Immigration as reparations


Of the people who can broadly speaking be described as being on the right, libertarians are the ones who are passionately in favour of (more) immigration, believing that any problems that (more) open borders might cause are in the end always outweighed by the benefits. Like the invisible hand of the markets, the invisible leg of migrations ensures we are all eventually better off because of it: the migrants, the natives, the source countries and the destination countries – primarily from an economic point of view but also from the social externalities of cross-border movements. The other sections of the right tend to be more circumspect; while some can be quite isolationist, the mainstream right position has traditionally been that immigration can indeed be a net positive for one’s country but it has to be orderly, sensible and in the national interest (not least so as to retain the broad public support for it).

While parts of the left also subscribe to such attitudes (particularly the more mainstream sections, which likewise need to maintain the appeal for the voters), the competing philosophy – which I think is increasingly prominent – runs along the lines of “ask not what you can do for your new country but what your new country can do for you”. Such approach flows directly from the politic of intersectionality writ large over the global stage. Take, for example, this “New York Times” op-ed by Suketu Mehta:

There is a lot of debate these days about whether the United States owes its African-American citizens reparations for slavery. It does. But there is a far bigger bill that the United States and Europe have run up: what they owe to other countries for their colonial adventures, for the wars they imposed on them, for the inequality they have built into the world order, for the excess carbon they have dumped into the atmosphere.

The creditor countries aren’t seriously suggesting that the West send sacks of gold bullion every year to India or Nigeria. Their people are asking for fairness: for the borders of the rich countries to be opened to goods and people, to Indian textiles as well as Nigerian doctors. In seeking to move, they are asking for immigration as reparations…

Before you ask them to respect our borders, ask yourself: Has the West ever respected anyone’s borders?

A vast majority of migrants move from a poor to a less poor country, not a rich one. Immigration quotas should be based on how much the host country has ruined other countries. Britain should have quotas for Indians and Nigerians; France for Malians and Tunisians; Belgium for very large numbers of Congolese.

And when they come, they should be allowed to bring their families and stay — unlike the “guest workers” who were enticed to build up the postwar labor force of the colonizers and then asked to leave when their masters were done exploiting them.

No trace here, needless to say, of the libertarian belief that immigration economically benefits the host country or the more mainstream right concern that it should.
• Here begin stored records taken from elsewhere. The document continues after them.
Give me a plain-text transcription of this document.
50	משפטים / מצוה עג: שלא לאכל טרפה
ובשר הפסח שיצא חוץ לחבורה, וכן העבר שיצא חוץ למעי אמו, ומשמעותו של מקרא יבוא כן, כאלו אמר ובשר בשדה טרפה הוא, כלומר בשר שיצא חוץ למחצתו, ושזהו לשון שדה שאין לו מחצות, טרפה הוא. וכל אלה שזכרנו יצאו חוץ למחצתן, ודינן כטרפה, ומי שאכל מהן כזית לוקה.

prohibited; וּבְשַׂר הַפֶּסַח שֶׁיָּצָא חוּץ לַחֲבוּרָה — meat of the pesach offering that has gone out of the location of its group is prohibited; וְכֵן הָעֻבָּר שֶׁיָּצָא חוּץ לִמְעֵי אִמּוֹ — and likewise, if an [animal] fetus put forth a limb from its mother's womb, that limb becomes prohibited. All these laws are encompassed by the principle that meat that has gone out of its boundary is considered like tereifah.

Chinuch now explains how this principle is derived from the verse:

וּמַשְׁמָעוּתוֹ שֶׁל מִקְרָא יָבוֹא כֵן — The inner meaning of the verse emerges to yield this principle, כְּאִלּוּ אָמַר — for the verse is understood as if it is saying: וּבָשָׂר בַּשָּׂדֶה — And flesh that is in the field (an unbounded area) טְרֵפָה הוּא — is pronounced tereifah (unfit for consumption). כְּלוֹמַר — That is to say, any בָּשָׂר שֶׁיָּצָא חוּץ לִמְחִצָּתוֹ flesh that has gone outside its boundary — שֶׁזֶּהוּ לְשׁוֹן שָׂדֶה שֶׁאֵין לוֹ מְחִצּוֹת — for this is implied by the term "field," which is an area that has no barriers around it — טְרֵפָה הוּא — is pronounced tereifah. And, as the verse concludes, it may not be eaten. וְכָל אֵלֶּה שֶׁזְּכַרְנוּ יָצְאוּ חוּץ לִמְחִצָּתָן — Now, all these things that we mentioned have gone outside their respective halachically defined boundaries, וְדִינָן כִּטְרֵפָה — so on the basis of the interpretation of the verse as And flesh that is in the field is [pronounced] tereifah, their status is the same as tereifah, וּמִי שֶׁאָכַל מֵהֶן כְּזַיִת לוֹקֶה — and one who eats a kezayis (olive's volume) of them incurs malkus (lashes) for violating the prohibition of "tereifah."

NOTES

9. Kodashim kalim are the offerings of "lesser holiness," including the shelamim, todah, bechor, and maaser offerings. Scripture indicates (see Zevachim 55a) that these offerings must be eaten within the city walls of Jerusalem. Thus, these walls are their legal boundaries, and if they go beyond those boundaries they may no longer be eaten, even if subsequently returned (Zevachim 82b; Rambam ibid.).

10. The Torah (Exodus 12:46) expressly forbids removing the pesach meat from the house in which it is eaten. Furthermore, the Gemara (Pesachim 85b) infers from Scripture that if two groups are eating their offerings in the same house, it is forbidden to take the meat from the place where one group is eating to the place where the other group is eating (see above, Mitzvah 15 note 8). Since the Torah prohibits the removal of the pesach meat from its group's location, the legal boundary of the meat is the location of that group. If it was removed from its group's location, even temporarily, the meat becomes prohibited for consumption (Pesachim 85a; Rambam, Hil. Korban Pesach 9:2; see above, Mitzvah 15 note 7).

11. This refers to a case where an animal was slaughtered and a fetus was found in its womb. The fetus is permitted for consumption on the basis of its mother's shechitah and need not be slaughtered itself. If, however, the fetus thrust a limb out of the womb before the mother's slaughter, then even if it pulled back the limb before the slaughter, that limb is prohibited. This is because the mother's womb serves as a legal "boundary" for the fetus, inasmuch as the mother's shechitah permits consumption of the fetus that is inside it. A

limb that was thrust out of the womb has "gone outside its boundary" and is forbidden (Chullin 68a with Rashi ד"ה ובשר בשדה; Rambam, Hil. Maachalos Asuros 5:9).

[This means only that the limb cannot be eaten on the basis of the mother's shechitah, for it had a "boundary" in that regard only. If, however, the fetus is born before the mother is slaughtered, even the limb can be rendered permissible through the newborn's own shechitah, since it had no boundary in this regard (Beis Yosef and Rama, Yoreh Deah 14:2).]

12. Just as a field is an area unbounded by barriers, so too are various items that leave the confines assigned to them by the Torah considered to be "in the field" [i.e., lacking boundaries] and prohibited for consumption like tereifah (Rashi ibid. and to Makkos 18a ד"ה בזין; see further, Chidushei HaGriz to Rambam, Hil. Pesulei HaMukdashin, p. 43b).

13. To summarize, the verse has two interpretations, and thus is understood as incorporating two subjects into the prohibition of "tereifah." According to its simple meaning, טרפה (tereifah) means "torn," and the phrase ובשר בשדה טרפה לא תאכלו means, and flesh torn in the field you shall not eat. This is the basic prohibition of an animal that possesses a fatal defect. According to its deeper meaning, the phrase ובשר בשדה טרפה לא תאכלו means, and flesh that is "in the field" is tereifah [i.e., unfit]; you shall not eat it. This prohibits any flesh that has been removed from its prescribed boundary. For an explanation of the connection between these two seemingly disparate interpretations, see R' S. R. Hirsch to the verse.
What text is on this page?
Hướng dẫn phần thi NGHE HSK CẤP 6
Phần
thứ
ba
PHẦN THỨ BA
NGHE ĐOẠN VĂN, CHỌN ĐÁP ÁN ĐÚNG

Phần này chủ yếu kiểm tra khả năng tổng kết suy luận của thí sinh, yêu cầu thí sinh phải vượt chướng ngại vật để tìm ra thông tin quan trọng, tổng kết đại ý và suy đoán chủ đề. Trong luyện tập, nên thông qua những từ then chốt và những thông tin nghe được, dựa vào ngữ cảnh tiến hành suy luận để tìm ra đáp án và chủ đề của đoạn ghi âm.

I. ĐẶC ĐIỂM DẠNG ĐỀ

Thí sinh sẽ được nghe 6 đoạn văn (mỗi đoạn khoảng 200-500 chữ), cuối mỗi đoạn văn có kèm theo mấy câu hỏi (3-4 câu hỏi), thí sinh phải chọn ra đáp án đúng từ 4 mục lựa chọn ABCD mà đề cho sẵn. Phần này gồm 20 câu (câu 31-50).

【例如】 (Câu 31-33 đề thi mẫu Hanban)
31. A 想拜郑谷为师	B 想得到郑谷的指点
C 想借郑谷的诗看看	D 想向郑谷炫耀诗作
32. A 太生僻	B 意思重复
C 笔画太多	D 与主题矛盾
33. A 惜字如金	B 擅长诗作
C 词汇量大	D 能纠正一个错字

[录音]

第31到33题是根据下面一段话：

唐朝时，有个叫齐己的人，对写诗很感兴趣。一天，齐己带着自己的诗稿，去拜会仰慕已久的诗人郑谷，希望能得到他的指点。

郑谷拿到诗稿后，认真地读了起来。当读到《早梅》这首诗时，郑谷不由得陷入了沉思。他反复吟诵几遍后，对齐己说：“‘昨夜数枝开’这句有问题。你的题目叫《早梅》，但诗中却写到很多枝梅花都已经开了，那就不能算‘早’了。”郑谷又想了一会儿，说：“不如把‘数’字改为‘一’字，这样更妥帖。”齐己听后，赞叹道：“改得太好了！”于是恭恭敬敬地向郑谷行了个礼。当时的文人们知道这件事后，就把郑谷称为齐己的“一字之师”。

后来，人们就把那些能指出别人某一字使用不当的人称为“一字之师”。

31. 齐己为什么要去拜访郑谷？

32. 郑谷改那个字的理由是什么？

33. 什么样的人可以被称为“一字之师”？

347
Instead, the new left position is built on very different pillars:

  • Immigration is an aspect of social justice – but it’s not simply about redressing contemporary imbalances of wealth and power but about righting historical wrongs: punishing the West today for the crimes of its previous generations and compensating the Rest for the suffering that might have occurred hundreds of years ago.
  • It is built on the cultivation of guilt and shame within the developed world about its history, it’s culture and its values; or, better still, self-loathing. If you believe that “whiteness” or the Western civilisation or capitalism or Christianity (or all of them) have been negative and destructive forces for the rest of the world, not only is the obligation to atone for past sins so much greater but there’s no doubt really that the interests of “the other” far outweigh any other considerations, including the “selfish” self-interests of your own society.
  • Since the domestic proletariat has over the past century or so disappointed the radicals – it stubbornly clings to outmoded social conservatism and primitive patriotism and it allowed itself to be bought by the capital – the class struggle between the haves and the have-nots has to be shifted from the domestic onto the global scene, with the West assuming the role of the oppressor (certainly including large portions of its unenlightened working classes who vote Trump, Brexit and populism, but excluding the wokeing class revolutionary vanguard) with the Rest being cast in the role of the oppressed masses, “the wretched of the Earth”.

For the activists (though not necessarily the mass of supporter followers) the same approach applies to all other groups deemed oppressed or marginalised, not just the immigrants from or more broadly the people of the developing world. It’s not really about simple equality but ultimately about reversing the power dynamics: to quote the Gospels, those who are last shall be first and vice versa. It’s about revenge and settling scores for the past, it’s about destroying the evil old and replacing it with the better other.

This, in general terms, does not sound like a winning approach to pursue in democratic politics, to assume that the majority of voters are masochists longing to be punished for the transgressions (real, imagined, exaggerated, decontextualised, misinterpreted) of their ancestors and their current privileged position (real, imagined, exaggerated, decontextualised, misinterpreted). But after decades of the left dominating the commanding heights of the cultural production, new generations have grown up indoctrinated from preschool education to post school entertainment about their secular original sin and so arguments like Mehta’s, once a province of the few, are now heard more and more in the open.